The White House and Congress have long squabbled over the threat of climate change. Many Republicans reject the scientific consensus that global warming is real and man-made, and warn that action to cut greenhouse gases will cripple the economy. During the president’s first term, Republicans and a few Democratic defectors sunk efforts to pass climate legislation. Since then, Obama has made clear he won’t wait for Congress to take action.
Now, Republican critics are threatening to withhold funding that the president promised to set aside to help developing nations curb emissions and brace for the impact of global warming. The administration insists it will find a way to secure the funds, but as with many of the president’s climate commitments, it’s unclear if the White House can deliver on that promise.
There are indications that the rest of the world isn’t overly concerned by opposition in Congress. “Yeah, fine,” United Nations climate official Christiana Figueres reportedly said at a press conference when asked to comment on Republican attempts to undermine the president’s global-warming effort.
Still, the president’s climate agenda is unquestionably under threat. Lawsuits have taken aim at many of the environmental regulations issued by the administration. Future presidents could undermine or attempt to reverse the agenda. Congress will also continue to look for ways to thwart the president’s environmental regulations.
“We want to the world to know that there are differences of opinion between the Congress and the president on this issue and on his clean energy plan,” Republican Representative Ed Whitfield of Kentucky said on the House floor on Tuesday.
The president has waved away the idea that Republicans on Capitol Hill can derail the Paris talks. “It may be hard for Republicans to support something that I’m doing, but that’s more a matter of the games Washington plays,” he told reporters on Tuesday. “That’s why I think people should be confident that we’ll meet our commitments.”
But Obama is acutely aware of the challenge posed by global warming. The Paris talks are only a first step. Ultimately, developed nations like the United States must transition away from fossil fuels if they wish to substantially curb greenhouse gas emissions. That challenge extends long beyond the time Obama will occupy the Oval Office.

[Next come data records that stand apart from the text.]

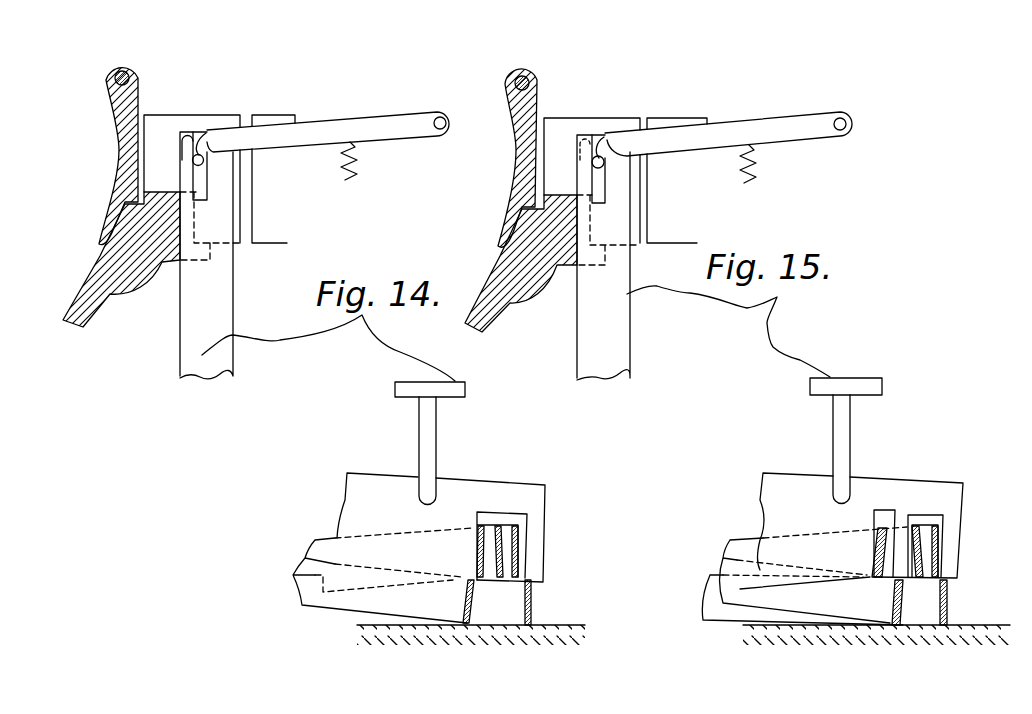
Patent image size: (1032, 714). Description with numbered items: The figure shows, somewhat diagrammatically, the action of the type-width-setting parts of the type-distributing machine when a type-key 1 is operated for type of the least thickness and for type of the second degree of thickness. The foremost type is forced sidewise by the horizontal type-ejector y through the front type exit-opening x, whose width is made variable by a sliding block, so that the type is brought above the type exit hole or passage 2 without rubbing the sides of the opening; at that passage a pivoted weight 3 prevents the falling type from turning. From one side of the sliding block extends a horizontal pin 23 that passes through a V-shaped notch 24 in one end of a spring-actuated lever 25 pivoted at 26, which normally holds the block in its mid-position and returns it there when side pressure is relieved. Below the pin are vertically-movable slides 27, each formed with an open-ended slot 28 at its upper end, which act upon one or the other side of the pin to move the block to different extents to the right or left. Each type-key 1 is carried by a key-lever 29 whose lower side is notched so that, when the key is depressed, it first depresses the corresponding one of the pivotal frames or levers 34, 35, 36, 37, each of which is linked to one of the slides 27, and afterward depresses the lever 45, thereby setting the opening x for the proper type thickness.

In FIG. 14, the type-keys 1 is at (395, 388).
In FIG. 15, the type-keys 1 is at (870, 386).
In FIG. 14, the type exit hole or passage 2 is at (130, 212).
In FIG. 15, the type exit hole or passage 2 is at (530, 214).
In FIG. 14, the pivoted weight 3 is at (113, 196).
In FIG. 15, the pivoted weight 3 is at (516, 182).
In FIG. 14, the horizontal pin 23 is at (197, 165).
In FIG. 15, the horizontal pin 23 is at (604, 164).
In FIG. 14, the V-shaped notch 24 is at (198, 152).
In FIG. 15, the V-shaped notch 24 is at (600, 148).
In FIG. 14, the spring-actuated lever 25 is at (312, 128).
In FIG. 15, the spring-actuated lever 25 is at (768, 138).
In FIG. 14, the pivot 26 is at (440, 130).
In FIG. 15, the pivot 26 is at (840, 130).
In FIG. 14, the vertically-movable slides 27 is at (218, 281).
In FIG. 15, the vertically-movable slides 27 is at (627, 294).
In FIG. 14, the open-ended slot 28 is at (204, 176).
In FIG. 15, the open-ended slot 28 is at (599, 193).
In FIG. 14, the key-levers 29 is at (439, 559).
In FIG. 15, the key-levers 29 is at (856, 559).
In FIG. 14, the pivotal frame or lever 34 is at (472, 594).
In FIG. 15, the pivotal frame or lever 34 is at (883, 554).
In FIG. 14, the pivotal frame or lever 35 is at (478, 547).
In FIG. 15, the pivotal frame or lever 35 is at (898, 597).
In FIG. 14, the pivotal frame or lever 36 is at (502, 558).
In FIG. 15, the pivotal frame or lever 36 is at (924, 559).
In FIG. 14, the pivotal frame or lever 37 is at (513, 539).
In FIG. 15, the pivotal frame or lever 37 is at (932, 536).
In FIG. 14, the lever 45 is at (532, 600).
In FIG. 15, the lever 45 is at (948, 603).
In FIG. 14, the type exit-opening x is at (140, 139).
In FIG. 15, the type exit-opening x is at (542, 150).
In FIG. 14, the type-ejector y is at (210, 120).
In FIG. 15, the type-ejector y is at (575, 125).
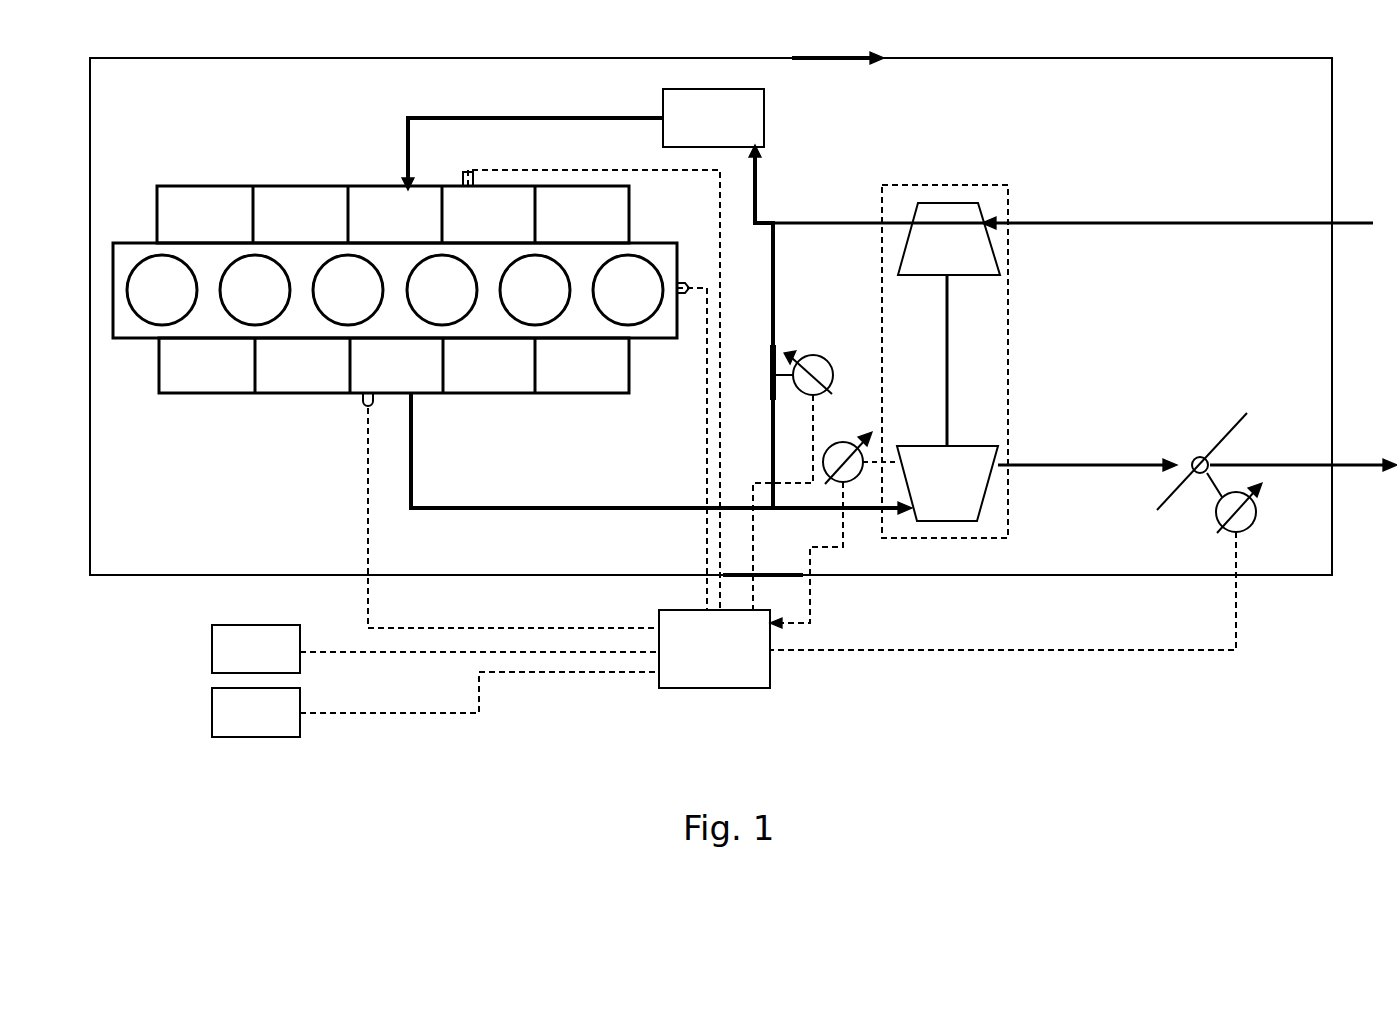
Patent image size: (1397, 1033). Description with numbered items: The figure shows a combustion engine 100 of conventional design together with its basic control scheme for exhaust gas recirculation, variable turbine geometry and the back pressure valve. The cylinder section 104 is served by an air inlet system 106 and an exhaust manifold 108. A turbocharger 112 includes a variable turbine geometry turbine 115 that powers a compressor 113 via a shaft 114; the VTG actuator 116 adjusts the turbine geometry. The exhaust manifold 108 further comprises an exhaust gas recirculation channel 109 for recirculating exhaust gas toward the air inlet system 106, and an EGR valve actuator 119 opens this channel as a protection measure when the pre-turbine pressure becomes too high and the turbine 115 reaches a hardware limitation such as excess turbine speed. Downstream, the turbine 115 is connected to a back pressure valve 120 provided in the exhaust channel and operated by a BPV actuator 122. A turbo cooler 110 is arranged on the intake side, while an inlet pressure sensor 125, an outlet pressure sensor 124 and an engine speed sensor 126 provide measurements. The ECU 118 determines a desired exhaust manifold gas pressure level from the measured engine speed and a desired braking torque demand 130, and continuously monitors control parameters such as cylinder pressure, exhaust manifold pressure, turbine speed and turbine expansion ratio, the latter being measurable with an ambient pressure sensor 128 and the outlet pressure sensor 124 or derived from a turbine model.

The president has dismissed the idea that America will elect a Republican president intent on tearing down his legacy. (“I’m anticipating a Democrat succeeding me,” he said Tuesday.) And Obama insists that whatever the outcome of the election, future administrations will be compelled to confront global warming, not least by the weight of international pressure.
“There’s a reason why you have the largest gathering of world leaders probably in human history here in Paris,” he said. “Everybody else is taking climate change really seriously.”